Louis spent the first 6 months of his life in the Neonatal Unit in Aberdeen, it was a bizarre experience of being torn to be with him and needing to be at home for my then 3 year old son. My husband, Craig & I, pretty much did shifts at Louis cotside and being at home for Ellis. The Neonatal staff were amazing but it was difficult as time went on to see all the other babies only spending a few days or weeks and being discharged from the unit. The absolute worst time was when Louis was sent to Glasgow for surgery, he was just a tiny thing and we were given the usual doom & gloom story of expectations of the outcomes of the surgery etc. We stayed in the accommodation provided with lots of other families all going through their own personal nightmares with their very sick children – it was the most lonely place that was full of people that I have ever experienced.

I cannot express how important a lifeline it is being able to talk to someone else who is experiencing the same roller coaster journey, to share your stories with each other, to laugh at things that some would probably think inappropriate and to offer a shoulder to cry on.
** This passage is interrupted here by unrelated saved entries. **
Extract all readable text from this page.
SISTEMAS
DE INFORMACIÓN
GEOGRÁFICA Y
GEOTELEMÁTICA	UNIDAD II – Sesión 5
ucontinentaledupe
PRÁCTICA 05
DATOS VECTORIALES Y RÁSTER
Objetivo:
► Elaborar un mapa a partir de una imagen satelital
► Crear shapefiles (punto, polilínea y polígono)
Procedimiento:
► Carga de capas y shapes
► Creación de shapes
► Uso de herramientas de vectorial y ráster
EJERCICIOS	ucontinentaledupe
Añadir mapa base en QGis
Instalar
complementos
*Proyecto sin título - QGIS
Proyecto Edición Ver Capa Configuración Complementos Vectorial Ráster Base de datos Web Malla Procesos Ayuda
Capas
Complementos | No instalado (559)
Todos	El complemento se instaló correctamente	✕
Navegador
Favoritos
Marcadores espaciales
Someone who understands completely what you are experiencing and you know that you are not alone and to feel like a normal regular everyday family.

Providing mechanisms for families to meet, support each other, relax, have a little fun and to make friends is something we do at Charlie House. Our Saturday Club is growing in number and as more families with younger and older children are contacting us we plan to develop more clubs in the coming months that will cater for the specific needs of different age groups, this is only possible because we have some amazing fundraisers and volunteers who support our work. We are still planning and dreaming of bigger things and hopefully in the future we can give these very special families what they really need, a haven, a place to go, somewhere to recharge their batteries, somewhere they can be a family.